A judge has ordered the immediate release of Kilmar Abrego Garcia, who was mistakenly deported in March and brought back to the US to face criminal charges, from immigration custody.
US District Judge Paula Xinis in Maryland said since returning to the US, Mr Abrego Garcia was re-detained “again without lawful authority”.
The order means Mr Abrego Garcia will at least temporarily be allowed to return to his home in Maryland.
His case became a focal point in the administration’s crackdown on immigration after he was mistakenly deported to El Salvador in March, despite a 2019 court order barring his deportation.
Judge Xinis wrote in her ruling that the government did not have a removal order, which blocks it from deporting Mr Abrego Garcia “at this juncture”.

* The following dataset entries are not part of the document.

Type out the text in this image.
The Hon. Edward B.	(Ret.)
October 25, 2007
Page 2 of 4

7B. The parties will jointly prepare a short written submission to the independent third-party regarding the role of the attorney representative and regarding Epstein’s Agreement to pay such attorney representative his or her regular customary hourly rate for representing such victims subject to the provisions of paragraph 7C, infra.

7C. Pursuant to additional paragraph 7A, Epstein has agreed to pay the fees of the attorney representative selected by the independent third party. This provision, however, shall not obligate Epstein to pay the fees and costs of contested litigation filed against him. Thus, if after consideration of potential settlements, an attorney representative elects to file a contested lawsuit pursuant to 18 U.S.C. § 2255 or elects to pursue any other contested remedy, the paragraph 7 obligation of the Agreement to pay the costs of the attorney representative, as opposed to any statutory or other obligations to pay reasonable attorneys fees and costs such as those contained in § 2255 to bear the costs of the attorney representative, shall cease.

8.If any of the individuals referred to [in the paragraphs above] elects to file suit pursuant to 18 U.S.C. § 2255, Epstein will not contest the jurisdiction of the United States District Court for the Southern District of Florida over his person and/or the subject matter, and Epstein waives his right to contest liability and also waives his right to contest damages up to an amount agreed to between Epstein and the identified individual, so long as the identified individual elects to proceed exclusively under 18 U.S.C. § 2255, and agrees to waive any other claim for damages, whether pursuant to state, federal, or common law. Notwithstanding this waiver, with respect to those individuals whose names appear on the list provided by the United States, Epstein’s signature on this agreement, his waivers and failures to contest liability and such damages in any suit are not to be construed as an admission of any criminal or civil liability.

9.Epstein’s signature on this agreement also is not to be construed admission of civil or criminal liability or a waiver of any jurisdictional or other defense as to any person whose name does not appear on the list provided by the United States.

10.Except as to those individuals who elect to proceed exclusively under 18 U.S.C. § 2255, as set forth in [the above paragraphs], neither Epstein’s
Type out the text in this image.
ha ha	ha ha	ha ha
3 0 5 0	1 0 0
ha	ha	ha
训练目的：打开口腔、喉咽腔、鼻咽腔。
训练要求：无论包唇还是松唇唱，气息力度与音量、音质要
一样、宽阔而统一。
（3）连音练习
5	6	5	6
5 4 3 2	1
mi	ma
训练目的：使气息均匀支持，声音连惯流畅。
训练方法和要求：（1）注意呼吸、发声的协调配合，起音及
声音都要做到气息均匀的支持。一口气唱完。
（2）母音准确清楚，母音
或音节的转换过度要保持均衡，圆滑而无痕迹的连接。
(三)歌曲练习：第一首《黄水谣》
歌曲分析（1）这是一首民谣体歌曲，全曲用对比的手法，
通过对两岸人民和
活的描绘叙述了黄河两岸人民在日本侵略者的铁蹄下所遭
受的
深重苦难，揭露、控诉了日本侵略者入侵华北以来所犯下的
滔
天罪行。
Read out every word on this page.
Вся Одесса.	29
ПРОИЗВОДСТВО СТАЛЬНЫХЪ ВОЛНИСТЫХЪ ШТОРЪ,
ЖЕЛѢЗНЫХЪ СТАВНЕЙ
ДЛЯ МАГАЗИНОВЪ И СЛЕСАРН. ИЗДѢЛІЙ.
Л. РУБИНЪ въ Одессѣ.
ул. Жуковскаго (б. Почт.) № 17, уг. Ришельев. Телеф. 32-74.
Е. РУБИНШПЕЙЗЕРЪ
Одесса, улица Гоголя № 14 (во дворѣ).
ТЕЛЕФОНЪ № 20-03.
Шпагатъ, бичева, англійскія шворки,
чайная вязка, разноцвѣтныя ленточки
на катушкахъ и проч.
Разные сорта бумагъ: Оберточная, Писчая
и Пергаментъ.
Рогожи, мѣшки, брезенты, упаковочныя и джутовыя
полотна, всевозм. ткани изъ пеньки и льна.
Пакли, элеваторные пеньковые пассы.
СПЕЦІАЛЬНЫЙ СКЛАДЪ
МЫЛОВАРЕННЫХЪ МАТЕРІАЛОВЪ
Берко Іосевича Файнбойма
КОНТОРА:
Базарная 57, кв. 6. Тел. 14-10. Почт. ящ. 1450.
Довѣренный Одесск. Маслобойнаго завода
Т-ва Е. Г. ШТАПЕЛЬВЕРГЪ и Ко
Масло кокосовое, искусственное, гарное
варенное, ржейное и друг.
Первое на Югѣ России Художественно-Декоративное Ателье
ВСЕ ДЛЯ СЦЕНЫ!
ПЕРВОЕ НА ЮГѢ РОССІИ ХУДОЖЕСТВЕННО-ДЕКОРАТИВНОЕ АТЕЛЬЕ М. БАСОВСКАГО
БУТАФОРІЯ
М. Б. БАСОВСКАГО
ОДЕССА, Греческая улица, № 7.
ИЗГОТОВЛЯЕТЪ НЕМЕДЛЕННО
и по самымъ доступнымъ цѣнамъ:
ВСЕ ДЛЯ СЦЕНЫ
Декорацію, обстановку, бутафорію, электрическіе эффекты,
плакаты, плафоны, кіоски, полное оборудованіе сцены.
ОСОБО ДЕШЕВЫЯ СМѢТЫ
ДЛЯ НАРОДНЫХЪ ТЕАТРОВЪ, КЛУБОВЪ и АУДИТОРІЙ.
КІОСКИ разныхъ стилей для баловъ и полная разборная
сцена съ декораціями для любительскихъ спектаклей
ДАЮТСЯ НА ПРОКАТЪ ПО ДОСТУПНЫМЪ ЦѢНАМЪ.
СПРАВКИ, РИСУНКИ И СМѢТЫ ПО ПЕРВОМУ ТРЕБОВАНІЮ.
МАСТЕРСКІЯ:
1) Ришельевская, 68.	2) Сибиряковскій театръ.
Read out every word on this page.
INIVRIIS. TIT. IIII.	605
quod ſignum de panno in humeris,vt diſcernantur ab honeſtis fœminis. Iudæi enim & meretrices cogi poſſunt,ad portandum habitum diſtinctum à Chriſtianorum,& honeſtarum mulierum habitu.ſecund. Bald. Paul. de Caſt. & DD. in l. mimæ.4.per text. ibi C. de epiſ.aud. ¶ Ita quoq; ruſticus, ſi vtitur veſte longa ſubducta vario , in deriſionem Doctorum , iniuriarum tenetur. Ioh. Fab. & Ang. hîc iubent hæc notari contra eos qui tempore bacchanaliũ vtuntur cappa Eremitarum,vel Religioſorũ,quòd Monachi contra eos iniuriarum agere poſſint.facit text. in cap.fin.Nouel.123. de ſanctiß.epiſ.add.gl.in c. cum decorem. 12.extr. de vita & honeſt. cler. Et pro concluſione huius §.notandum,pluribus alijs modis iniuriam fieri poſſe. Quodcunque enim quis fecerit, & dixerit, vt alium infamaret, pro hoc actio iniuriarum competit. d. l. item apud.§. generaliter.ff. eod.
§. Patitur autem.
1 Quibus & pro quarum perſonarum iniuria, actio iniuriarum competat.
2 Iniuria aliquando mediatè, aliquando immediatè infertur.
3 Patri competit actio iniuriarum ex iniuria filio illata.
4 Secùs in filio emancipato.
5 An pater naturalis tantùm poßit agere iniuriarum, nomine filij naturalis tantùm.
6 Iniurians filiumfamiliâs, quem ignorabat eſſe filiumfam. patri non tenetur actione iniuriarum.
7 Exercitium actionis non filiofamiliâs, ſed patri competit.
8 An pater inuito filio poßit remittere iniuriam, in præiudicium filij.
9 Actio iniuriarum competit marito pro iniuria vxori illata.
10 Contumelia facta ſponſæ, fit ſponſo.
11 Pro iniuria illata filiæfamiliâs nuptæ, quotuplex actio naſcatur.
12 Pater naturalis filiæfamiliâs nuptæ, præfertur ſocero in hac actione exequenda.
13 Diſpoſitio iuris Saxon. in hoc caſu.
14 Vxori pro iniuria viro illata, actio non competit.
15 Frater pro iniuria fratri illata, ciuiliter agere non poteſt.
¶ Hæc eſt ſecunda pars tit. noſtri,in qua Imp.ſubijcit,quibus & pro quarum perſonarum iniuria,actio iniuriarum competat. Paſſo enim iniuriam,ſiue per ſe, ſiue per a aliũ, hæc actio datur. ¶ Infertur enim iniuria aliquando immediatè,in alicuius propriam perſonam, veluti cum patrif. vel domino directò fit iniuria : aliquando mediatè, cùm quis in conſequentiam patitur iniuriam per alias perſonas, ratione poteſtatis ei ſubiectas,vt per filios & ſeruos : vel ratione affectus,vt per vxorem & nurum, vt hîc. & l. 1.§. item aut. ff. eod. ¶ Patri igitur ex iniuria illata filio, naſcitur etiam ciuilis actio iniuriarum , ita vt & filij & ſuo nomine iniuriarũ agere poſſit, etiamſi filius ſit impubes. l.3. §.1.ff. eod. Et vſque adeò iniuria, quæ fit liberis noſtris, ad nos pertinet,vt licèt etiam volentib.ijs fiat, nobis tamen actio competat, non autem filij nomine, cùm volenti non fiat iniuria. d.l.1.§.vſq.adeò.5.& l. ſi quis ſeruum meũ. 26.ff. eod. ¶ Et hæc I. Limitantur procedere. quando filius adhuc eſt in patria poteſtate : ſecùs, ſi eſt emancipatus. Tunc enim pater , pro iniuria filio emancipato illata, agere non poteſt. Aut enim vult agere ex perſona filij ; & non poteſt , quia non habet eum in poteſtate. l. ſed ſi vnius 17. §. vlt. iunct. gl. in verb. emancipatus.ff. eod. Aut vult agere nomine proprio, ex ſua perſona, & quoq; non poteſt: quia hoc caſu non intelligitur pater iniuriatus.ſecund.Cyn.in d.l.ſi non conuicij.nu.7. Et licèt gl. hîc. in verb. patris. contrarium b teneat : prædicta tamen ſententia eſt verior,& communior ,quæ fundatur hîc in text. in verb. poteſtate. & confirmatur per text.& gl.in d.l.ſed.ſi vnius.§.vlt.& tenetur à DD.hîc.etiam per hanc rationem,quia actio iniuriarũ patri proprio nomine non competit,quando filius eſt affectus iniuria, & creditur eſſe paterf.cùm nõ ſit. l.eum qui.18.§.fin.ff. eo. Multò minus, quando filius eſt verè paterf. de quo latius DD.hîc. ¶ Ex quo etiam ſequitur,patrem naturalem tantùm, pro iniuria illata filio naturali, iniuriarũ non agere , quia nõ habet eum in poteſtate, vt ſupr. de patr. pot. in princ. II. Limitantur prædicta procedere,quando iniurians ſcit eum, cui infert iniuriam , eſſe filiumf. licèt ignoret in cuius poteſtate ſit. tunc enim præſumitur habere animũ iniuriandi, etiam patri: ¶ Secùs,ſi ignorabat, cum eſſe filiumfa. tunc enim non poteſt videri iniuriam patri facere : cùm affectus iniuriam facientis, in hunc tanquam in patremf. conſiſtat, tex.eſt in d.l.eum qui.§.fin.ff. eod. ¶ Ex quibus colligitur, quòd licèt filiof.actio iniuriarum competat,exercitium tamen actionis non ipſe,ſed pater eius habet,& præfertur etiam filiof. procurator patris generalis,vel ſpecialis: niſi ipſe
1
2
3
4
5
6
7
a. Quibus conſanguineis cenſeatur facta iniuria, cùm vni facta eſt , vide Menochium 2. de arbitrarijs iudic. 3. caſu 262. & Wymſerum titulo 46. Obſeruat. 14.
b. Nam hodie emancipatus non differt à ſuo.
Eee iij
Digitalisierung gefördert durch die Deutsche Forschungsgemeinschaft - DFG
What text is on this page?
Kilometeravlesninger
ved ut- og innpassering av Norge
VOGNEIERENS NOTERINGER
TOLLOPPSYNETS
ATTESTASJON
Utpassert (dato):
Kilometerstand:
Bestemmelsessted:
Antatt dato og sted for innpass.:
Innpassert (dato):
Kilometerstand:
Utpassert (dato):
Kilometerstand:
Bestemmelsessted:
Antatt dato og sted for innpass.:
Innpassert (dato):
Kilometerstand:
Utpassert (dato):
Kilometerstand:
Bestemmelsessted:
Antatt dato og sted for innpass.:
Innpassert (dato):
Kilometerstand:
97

Mr Abrego Garcia, who is married to a US citizen and has been living in Maryland for years, illegally came to the US from El Salvador when he was a teenager.
The Trump administration has alleged Mr Abrego Garcia was a member of the MS-13 criminal organisation, which he has denied.
In 2019, he was arrested with three other men in Maryland and detained by federal immigration authorities.
At the time, the judge granted him protection from deportation on the grounds that he could face persecution by a gang in his home country.
He was returned to the US in June, where he was arrested and taken to Tennessee to face human smuggling charges. He has pleaded not guilty.
Mr Abrego Garcia was released from jail in Tennessee and into the custody of his brother in Maryland.
He was told to check in with Immigration and Customs Enforcement (ICE) there, where he was taken into custody.
Judge Xinis on Thursday said he must now follow the conditions of his release from jail in Tennessee, and cannot be removed from the country.
The judge had initially temporarily barred the government from removing him to a third country while she heard his challenge to the detention.
The government has told Judge Xinis it was considering removing him to Uganda, Eswatini, Ghana and later Liberia.
Costa Rica offered to take Mr Abrego Garcia, the judge said, but the government did not accept its offer.
In her 31-page order on Thursday, the judge wrote immigration detention cannot be used for punishment or go on indefinitely.
She wrote that the first three African countries had never been “viable options”, while Costa Rica “had never wavered in its commitment to receive Abrego Garcia, just as Abrego Garcia never wavered in his commitment to resettle there”.
“Whatever purpose was behind his detention, it was not for the ‘basic purpose’ of timely third-country removal,” she wrote.